Non-union contractors are continuing their push to strike a requirement that the new $400 million Holyoke Soldiers’ Home be built using a project labor agreement, cautioning lawmakers that the directive is unnecessary, costly and discriminatory toward minority- and women-owned contractors.
House Democrats on Thursday are expected to approve legislation (H 3701) that includes the language, which they added to a bill filed by Gov. Charlie Baker. But opponents of the measure are appealing to House progressives and members of the Black and Latino Caucus to remove the stricture.

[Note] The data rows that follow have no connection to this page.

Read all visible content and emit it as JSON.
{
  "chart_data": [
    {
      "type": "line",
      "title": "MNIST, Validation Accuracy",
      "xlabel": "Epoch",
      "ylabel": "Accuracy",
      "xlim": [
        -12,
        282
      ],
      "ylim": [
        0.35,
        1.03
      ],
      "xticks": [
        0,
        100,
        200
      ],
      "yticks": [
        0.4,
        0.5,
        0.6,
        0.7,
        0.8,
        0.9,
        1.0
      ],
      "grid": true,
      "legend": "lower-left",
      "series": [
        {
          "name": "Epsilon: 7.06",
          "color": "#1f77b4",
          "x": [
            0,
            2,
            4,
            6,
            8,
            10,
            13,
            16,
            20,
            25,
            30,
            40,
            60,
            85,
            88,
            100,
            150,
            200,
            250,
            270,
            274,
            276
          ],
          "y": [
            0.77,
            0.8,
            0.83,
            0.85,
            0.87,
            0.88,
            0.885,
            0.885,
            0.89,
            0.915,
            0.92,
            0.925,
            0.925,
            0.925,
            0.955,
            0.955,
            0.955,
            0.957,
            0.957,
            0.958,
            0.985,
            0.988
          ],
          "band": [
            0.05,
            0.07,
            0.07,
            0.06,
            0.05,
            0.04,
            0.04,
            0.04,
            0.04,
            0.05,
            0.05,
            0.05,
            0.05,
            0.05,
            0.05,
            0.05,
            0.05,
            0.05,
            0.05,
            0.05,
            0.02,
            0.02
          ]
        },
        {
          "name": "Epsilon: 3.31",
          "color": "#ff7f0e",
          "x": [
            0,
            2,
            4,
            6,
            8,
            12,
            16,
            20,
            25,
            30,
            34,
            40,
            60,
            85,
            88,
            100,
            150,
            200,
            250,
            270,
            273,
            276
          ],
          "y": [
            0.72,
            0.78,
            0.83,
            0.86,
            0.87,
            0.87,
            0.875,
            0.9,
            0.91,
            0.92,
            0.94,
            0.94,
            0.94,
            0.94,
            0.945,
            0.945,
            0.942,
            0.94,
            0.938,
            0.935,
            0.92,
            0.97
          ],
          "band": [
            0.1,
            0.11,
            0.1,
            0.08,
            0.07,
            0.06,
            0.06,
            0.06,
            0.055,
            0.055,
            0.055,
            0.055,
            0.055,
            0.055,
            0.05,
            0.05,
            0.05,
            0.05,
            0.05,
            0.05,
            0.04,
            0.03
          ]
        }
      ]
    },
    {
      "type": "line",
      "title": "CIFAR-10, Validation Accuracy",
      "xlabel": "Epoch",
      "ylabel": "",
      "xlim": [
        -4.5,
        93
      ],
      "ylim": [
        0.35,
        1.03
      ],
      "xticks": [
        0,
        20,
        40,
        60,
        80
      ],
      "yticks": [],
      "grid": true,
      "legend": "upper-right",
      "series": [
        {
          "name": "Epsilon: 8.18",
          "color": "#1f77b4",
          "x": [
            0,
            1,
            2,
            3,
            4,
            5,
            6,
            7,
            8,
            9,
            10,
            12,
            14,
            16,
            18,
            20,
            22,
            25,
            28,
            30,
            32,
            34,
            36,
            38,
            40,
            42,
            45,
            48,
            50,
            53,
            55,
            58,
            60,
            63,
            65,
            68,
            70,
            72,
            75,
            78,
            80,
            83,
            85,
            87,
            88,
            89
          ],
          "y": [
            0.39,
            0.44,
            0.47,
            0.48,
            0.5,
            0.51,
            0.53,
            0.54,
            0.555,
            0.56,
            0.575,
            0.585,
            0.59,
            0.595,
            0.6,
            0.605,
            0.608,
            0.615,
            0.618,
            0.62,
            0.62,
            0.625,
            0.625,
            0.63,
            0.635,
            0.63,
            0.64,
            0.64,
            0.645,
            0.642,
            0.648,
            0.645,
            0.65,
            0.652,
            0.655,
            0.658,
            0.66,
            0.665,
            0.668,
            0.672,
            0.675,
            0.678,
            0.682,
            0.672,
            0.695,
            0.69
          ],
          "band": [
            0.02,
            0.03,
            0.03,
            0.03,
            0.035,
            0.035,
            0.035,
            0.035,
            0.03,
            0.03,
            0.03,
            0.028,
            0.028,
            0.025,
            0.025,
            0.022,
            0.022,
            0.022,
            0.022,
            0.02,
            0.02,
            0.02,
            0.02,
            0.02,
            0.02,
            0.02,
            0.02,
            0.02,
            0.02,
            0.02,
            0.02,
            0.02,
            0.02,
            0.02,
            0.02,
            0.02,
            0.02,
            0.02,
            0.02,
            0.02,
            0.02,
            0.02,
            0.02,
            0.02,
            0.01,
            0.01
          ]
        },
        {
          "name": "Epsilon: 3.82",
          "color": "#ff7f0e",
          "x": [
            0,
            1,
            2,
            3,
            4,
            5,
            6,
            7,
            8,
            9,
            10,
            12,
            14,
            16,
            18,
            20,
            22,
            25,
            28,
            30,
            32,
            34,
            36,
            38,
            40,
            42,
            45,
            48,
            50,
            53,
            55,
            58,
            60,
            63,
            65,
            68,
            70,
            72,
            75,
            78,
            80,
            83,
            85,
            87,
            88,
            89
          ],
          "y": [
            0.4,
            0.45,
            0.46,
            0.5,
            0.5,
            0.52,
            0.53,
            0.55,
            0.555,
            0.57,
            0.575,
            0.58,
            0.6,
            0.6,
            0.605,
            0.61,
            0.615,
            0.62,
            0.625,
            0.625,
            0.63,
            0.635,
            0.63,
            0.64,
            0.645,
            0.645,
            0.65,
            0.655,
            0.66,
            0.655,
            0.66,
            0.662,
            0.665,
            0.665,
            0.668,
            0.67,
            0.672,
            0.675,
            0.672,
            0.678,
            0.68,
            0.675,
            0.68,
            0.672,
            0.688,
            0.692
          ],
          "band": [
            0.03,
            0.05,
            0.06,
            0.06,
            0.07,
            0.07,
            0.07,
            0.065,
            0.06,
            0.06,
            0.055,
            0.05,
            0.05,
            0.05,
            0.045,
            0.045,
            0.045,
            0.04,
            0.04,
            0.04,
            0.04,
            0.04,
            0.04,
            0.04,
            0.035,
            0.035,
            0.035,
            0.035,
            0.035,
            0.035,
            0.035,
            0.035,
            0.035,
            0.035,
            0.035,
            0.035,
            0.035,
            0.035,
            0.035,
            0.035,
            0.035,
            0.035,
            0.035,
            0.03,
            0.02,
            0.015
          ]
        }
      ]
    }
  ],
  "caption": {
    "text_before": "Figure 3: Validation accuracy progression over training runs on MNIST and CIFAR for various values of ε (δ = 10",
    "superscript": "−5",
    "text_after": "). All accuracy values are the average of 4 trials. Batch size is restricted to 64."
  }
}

The project labor agreement language was added to the bill by the State Administration Committee, which is co-chaired by Rep. Antonio Cabral, a Democrat from New Bedford. The House Ways and Means Committee, chaired by Boston Democrat Rep. Aaron Michlewitz, retained the PLA language in its version of the bill.
John Cruz of Roxbury, owner of a third-generation minority construction firm founded by his father, wrote to lawmakers urging them to remove the requirement from the bill. Cruz cited a GBH report this month that found less than 1 percent of the construction work associated with Polar Park in Worcester went to a certified minority-owned business. The $100 million project was built under a union agreement.
“Whether it’s in Holyoke, Worcester or Boston, the results will be the same,” Cruz wrote in his letter to lawmakers. “If you make construction projects union-only, open shop non-union minority contractors and workers are effectively shut out.”
In an opinion piece this month, Frank Callahan, president of the 75,000-member Massachusetts Building Trades Council, wrote that the labor agreements “promise diversity and equity in hiring.”
Calling Massachusetts construction unions “nationally recognized leaders in providing career opportunities to previously underserved populations,” Callahan pointed to apprenticeship diversity at the International Union of Operating Engineers Local 98 in western Massachusetts, with 22.2 percent women and 44.4 percent people of color. The council says PLAs eliminate project delays due to labor conflicts or shortages of skilled workers.
At a hearing earlier this month, Pioneer Valley Building Trades Council President Colton Andrews told lawmakers he thinks the project labor standards will help ensure a smooth and achievable timeline for the construction.
But at the same hearing, a top Baker deputy, Division of Capital Asset Management and Maintenance (DCAMM) Commissioner Carol Gladstone, said the project labor agreement would create “less opportunity” for minority- and women-owned firms.
“For this project in this location, as we narrow the number of firms, it is more likely that we will end up preferencing firms from Connecticut and New York because of the profile that we’re creating in terms of the subcontractor rule,” said Gladstone, who in 2000 co-founded the real estate development firm GLC Development Resources which was eventually acquired by the international firm Stantec Consulting.
Gladstone’s concerns have been echoed by other groups: Associated Builders and Subcontractors (ABC) and the Merit Construction Alliance, which represents about 36 large, medium and small contractors that are DCAMM-certified and include minority and women-owned businesses.
ABC President Greg Beeman said his organization represents 475 firms that employ about 25,000 people in Massachusetts. He told lawmakers in testimony that Baker’s bill would “allow for all qualified contractors and workers to have a fair opportunity to participate in this important construction project.” Non-union contractors rarely bid on PLA projects, he said, citing only one such bid during his 30 years with the trade group.
Under a PLA, non-union workers would have to affiliate with construction unions to have a chance to work on the new Holyoke Home, Beeman said, which means the non-union contractors would not be able to use their own workers as they would normally do.
“Instead, they would have to use workers referred by the construction unions,” he wrote. “Open shop contractors, unlike their union counterparts, do not use labor pools and hiring halls. They have their own employees who they hire, train and develop. With labor being the most important part of a construction project, it is simply not reasonable for non-union contractors to go into a major project with a new group of workers whose capabilities and output are not known to the contractors.”
In his group’s testimony to lawmakers this month, Merit Construction Alliance President Jason Kauppi said PLAs discriminate against the vast majority of the construction workforce that operates outside of “the confines of organized labor.” The agreements effectively block minority- and women-owned companies from bidding and working on projects, he said, and make it more difficult for the state to reach its supplier diversity goals by “locking out” non-union shops.
State laws and DCAMM rules governing workers’ rights, pay rates and safety already ensure that contractors abide by requirements and ensure that qualified and experienced contractors are hired, according to the alliance, which also cited studies that concluded projects conducted with PLA’s cost more.
Opponents of the PLA language said they expect it to remain in the House bill, but suggested it might be contested in the Senate, where union support is also strong, or could eventually be knocked out of the bill by the governor if it survives legislative deliberations.